Ms Pryce is a feminist hero for the following reasons:
- She went back to work three days after giving birth to her fifth child. (Tick, quick return to work box).
- She left the babies aged five weeks to cry it out in another room to train them to sleep through the night as she had to get back to work asap. The infants did cry, two hours was the record for one, but she did not find this difficult. “The trick is not to be tempted to go and pick it up.” Something tells me Vicky was never even in the least bit tempted to go in and offer some comfort to ‘it’. Ever.
- We need more quotas for women in work. Tick.
- We need universal childcare – as you would get it back in tax receipts (tick, tick, tick).
“The cost benefit of having more women in work is not done properly. Childcare should be free. Government should fund it. It would cost a few billion but you would get it back in taxes in no time at all.”
It occurs to me, that this cost benefit analysis does not include the needs of babies, and toddlers and young children. This does not surprise me, as I would not expect an economist who lets her newborn cry it out for two hours at night to think ‘needs of children’ should be included in the analysis.
- “Work is a brilliant cure for postnatal depression.” Tick
- Don’t bake cakes for your kids and don’t make costumes for the kids. Now and again she forgot the children’s birthdays.
- Having a husband does not make the children/career thing easier: “Not at all. I think everything I’ve done is because of me, not because of anyone I was married to.”
Instead, Ms Pryce had au pairs who were responsible, apart from the one who disappeared (we are not told if she has since been found) and the one who was a call girl.
So what does it matter? Why do I care how this mother does her mothering? Well normally I wouldn’t, but it occurred to me that this woman is a woman who shapes policy. She is the one that gets to shout down the rest of the mums who do go to their crying baby and don’t think it right to hire au pairs who moonlight as call girls. This matters.
People like Ms Pryce shape policy. Policy such as the Lib Dem policy, who in their manifesto by some amazing coincidence propose to fund childcare for babies from nine months old. It is not stated if this will include leaving the babies to cry it out in the ‘baby room’ for two hours.
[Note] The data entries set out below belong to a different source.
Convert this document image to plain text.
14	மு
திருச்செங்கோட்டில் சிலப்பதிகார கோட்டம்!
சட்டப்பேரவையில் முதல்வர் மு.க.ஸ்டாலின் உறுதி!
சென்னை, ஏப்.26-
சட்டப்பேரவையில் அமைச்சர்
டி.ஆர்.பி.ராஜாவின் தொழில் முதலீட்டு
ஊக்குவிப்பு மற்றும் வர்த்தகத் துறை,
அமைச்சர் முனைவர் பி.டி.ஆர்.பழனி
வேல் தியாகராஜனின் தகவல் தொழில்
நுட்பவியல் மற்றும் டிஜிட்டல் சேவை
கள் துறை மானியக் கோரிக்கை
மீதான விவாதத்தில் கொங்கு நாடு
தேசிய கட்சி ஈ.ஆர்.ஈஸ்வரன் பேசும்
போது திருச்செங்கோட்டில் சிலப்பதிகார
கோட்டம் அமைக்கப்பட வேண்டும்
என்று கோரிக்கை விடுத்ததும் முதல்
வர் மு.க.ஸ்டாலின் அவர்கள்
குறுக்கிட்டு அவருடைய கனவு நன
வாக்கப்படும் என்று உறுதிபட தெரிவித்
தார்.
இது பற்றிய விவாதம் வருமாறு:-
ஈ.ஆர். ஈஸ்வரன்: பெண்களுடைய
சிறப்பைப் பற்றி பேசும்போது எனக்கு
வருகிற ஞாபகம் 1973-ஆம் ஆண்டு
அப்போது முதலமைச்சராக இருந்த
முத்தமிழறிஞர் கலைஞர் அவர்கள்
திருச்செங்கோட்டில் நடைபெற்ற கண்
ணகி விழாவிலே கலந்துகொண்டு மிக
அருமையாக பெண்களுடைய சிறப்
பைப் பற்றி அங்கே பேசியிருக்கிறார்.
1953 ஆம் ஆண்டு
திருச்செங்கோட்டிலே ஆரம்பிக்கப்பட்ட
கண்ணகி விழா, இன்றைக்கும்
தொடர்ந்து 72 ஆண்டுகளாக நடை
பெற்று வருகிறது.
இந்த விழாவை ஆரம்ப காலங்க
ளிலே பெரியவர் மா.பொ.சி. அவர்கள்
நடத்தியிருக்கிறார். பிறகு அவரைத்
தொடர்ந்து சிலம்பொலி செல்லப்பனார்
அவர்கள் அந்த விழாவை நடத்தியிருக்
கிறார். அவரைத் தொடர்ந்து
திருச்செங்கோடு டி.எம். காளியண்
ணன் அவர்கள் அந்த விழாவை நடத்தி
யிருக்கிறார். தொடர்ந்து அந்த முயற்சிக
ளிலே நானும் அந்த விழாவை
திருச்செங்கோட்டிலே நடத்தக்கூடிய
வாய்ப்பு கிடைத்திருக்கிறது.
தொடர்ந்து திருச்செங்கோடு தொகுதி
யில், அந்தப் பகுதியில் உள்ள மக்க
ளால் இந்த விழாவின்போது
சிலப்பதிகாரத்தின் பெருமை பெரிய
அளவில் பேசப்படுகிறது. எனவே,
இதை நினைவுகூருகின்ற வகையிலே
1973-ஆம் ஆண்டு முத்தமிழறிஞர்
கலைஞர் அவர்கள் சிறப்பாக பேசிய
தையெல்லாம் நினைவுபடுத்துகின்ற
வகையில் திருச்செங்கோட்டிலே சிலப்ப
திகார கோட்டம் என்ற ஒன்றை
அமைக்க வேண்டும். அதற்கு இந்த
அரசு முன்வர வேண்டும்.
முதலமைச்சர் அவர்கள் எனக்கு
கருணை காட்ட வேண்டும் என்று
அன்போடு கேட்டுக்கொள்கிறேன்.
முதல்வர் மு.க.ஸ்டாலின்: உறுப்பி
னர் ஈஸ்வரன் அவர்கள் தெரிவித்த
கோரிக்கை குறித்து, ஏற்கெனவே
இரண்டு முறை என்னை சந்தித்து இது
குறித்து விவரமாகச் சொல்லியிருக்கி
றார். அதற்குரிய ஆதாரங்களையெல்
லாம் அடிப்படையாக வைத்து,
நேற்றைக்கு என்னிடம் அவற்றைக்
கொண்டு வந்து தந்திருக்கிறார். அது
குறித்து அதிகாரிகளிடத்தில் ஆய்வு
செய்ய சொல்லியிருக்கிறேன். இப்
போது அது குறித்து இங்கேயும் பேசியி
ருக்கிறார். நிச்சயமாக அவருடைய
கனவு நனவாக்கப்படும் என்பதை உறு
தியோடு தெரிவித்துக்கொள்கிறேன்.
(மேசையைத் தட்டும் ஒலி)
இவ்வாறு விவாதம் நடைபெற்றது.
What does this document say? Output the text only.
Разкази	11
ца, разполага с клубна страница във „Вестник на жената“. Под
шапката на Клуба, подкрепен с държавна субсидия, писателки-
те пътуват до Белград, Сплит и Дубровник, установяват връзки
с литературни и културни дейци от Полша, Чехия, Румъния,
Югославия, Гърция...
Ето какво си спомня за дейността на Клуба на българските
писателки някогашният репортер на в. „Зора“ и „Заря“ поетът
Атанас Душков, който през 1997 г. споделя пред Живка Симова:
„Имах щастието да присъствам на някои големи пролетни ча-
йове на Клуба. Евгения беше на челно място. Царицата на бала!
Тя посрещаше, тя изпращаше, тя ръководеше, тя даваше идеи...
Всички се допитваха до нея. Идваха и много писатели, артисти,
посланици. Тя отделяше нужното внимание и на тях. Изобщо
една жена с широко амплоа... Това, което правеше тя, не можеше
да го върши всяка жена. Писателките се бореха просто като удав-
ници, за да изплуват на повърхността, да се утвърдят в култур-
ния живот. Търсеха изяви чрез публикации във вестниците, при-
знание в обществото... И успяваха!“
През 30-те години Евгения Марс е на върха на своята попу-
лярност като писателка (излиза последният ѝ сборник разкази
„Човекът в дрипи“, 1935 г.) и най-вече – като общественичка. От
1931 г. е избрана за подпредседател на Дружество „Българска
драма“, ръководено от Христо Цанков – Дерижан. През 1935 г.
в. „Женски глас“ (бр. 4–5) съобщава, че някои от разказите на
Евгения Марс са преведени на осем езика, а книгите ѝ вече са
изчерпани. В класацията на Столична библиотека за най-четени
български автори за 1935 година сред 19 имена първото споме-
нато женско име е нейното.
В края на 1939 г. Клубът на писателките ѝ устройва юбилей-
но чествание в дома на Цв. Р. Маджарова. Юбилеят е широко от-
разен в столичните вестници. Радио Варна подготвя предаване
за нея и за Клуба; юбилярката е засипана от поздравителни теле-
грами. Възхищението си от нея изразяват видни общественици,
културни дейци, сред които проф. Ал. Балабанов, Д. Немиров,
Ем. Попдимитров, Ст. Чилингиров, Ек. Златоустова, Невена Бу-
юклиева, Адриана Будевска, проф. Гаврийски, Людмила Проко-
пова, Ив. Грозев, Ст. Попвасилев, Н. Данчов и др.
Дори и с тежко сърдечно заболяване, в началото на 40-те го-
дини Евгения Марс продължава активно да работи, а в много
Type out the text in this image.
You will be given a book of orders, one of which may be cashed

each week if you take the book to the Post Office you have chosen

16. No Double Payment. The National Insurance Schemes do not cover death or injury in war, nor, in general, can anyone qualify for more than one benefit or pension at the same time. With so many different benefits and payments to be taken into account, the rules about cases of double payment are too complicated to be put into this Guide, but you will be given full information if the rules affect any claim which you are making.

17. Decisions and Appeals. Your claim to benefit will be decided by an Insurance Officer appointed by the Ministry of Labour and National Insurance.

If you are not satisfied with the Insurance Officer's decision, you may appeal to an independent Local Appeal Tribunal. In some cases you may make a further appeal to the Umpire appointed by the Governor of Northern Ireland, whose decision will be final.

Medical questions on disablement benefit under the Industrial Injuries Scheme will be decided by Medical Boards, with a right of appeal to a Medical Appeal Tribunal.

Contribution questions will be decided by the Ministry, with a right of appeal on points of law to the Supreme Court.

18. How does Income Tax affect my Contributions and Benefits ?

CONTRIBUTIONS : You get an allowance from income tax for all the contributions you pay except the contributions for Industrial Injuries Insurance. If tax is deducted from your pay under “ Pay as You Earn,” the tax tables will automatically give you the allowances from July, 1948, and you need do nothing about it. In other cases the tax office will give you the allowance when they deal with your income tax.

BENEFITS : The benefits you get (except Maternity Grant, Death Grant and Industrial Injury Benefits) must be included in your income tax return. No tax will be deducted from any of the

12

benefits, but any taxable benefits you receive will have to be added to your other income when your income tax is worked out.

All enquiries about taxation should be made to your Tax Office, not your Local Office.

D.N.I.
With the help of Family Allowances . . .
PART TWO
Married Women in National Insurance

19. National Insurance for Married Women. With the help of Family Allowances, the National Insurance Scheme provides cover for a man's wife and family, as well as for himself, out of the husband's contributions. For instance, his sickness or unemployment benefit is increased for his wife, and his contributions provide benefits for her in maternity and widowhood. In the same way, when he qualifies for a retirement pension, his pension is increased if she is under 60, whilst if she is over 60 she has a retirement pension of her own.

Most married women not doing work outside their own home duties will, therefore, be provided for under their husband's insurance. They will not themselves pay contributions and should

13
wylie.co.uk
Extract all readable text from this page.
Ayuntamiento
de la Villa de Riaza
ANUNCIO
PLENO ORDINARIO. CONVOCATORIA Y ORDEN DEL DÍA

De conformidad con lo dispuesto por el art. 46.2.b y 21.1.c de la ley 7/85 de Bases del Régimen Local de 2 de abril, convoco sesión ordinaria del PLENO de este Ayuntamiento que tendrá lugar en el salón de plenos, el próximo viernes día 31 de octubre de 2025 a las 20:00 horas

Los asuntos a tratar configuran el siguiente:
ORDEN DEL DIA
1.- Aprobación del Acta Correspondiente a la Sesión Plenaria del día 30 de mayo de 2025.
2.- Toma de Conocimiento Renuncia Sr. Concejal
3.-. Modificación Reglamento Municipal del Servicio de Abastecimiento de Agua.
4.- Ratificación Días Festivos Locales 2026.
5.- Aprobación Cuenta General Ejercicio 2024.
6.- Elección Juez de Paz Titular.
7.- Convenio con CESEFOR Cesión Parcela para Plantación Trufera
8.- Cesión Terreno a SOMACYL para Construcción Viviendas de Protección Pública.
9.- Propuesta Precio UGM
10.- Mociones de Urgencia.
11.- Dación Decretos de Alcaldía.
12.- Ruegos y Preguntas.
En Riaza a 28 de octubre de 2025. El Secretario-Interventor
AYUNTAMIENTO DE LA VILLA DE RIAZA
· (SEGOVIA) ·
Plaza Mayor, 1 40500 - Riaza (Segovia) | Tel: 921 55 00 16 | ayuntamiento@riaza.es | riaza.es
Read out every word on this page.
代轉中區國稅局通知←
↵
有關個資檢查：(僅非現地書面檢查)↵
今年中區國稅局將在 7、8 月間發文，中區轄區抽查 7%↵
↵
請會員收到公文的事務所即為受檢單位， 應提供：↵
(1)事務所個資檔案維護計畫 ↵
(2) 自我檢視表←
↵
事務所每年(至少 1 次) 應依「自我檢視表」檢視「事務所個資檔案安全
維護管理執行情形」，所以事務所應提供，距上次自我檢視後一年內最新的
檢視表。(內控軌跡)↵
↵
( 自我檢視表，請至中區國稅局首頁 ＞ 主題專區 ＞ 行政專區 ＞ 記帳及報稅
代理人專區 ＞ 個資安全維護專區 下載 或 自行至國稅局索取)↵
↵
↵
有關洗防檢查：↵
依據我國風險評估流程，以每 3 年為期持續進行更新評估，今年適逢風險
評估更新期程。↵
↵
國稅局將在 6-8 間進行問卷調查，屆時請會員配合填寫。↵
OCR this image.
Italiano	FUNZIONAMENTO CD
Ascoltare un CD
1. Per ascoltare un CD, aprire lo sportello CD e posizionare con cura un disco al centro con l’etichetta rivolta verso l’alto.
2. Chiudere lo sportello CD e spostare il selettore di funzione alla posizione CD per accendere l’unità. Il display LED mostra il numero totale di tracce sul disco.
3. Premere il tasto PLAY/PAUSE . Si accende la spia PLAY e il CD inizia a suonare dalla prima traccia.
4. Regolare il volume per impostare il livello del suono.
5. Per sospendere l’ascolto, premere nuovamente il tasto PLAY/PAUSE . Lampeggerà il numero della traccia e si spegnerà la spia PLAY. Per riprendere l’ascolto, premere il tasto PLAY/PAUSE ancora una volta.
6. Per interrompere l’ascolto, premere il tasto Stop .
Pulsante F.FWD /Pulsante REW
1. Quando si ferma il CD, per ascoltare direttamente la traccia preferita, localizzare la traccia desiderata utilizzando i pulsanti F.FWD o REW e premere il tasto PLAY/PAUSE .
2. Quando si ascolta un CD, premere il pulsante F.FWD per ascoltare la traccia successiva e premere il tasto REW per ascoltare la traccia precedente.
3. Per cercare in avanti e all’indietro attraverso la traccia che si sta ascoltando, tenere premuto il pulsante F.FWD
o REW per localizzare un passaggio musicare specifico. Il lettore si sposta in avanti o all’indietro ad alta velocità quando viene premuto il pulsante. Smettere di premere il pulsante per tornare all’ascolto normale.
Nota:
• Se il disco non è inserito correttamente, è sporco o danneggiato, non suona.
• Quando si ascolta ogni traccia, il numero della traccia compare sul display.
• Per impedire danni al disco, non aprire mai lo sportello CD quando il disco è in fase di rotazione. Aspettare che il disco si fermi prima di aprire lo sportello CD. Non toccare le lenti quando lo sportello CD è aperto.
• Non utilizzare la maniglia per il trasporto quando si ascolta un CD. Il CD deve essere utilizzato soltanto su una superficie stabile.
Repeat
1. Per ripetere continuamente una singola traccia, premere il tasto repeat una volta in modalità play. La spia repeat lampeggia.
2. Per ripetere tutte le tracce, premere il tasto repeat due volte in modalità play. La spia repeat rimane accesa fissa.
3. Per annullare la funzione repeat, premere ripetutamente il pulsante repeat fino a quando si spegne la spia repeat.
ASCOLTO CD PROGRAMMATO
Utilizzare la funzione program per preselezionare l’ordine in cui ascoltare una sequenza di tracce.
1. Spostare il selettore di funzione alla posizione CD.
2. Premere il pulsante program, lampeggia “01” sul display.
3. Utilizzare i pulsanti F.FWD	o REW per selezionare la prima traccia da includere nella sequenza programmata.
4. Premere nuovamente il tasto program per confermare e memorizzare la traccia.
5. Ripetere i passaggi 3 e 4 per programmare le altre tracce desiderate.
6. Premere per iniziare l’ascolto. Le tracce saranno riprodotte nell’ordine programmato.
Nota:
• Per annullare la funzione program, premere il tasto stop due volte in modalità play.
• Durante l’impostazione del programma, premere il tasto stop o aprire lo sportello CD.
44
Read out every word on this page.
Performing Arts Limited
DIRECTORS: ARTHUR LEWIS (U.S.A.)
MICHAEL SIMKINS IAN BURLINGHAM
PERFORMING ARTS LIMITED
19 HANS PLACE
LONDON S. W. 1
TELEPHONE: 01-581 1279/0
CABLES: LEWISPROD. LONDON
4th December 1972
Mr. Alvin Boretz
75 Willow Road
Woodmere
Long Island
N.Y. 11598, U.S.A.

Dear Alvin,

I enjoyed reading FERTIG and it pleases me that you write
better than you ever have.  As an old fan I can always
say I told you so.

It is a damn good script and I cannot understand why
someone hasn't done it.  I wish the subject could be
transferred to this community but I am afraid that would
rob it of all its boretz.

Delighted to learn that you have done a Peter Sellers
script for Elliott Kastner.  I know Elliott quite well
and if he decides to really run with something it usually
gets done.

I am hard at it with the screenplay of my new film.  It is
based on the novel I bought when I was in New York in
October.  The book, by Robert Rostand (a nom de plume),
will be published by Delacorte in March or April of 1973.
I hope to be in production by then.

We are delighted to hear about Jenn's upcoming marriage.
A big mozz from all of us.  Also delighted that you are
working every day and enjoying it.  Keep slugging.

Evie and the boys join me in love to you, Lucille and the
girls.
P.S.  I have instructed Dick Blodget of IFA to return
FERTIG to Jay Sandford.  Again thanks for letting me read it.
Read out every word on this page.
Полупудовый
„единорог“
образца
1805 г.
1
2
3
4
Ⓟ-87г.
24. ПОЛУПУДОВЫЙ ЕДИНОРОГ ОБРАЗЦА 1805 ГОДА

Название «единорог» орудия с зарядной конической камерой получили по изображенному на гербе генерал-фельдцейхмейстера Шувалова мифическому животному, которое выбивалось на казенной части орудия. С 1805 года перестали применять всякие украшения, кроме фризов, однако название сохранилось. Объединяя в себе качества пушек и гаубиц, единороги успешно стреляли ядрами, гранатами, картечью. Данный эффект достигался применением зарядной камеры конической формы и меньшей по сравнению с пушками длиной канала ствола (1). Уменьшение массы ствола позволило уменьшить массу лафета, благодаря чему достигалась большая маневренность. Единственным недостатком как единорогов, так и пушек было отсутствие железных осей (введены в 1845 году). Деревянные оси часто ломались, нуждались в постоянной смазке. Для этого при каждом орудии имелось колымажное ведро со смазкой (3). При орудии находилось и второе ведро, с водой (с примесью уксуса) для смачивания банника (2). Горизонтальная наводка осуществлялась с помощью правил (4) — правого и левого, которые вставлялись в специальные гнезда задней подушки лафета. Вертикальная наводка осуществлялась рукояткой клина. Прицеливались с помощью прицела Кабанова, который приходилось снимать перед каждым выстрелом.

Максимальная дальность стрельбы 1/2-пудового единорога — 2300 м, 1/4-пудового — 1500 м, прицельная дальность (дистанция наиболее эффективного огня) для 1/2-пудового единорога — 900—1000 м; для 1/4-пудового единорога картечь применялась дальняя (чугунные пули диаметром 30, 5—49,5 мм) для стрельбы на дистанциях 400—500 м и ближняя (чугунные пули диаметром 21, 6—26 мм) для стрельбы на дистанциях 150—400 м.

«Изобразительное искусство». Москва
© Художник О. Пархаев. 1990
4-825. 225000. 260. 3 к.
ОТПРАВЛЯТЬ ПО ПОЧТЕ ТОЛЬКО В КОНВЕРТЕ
That will cost extra.
This played out on the ridiculously one-sided debate on the Today programme on Tuesday. In sum – we need more childcare now for babies who have not even had the privilege of reaching their first birthday (sometimes forgotten by their super Mums.) There was absolutely no discussion as to where the needs of the children come in. But then there never is.
There is no evidence that all this childcare from such an early age is good for children – but there is plenty of evidence that it is not good for them. Yet the Government ploughs on. We now all must hand over our wages to bureaucrats so they can decide what our kids really need.
But let us end on feminist extraordinaire Vicky Pryce. We know she is not big on ‘thinking time.’ We know she is not big in the needs of infants and children, even her own. We know she is not big on obeying the law.
In this call to arms, she waxes on about how independent she is and has always been, even when married. This from the same woman who ran the defence of marital coercion at her trial. A defence you might see used by some woman from the Pakistani village that was forced to marry her cousin, brought to England and couldn’t speak English. Yet, Ms Vicky Pryce a once partner at KPMG, had no difficulties claiming this most improbable of defences. Some may call this ironic. Others would call it perjury.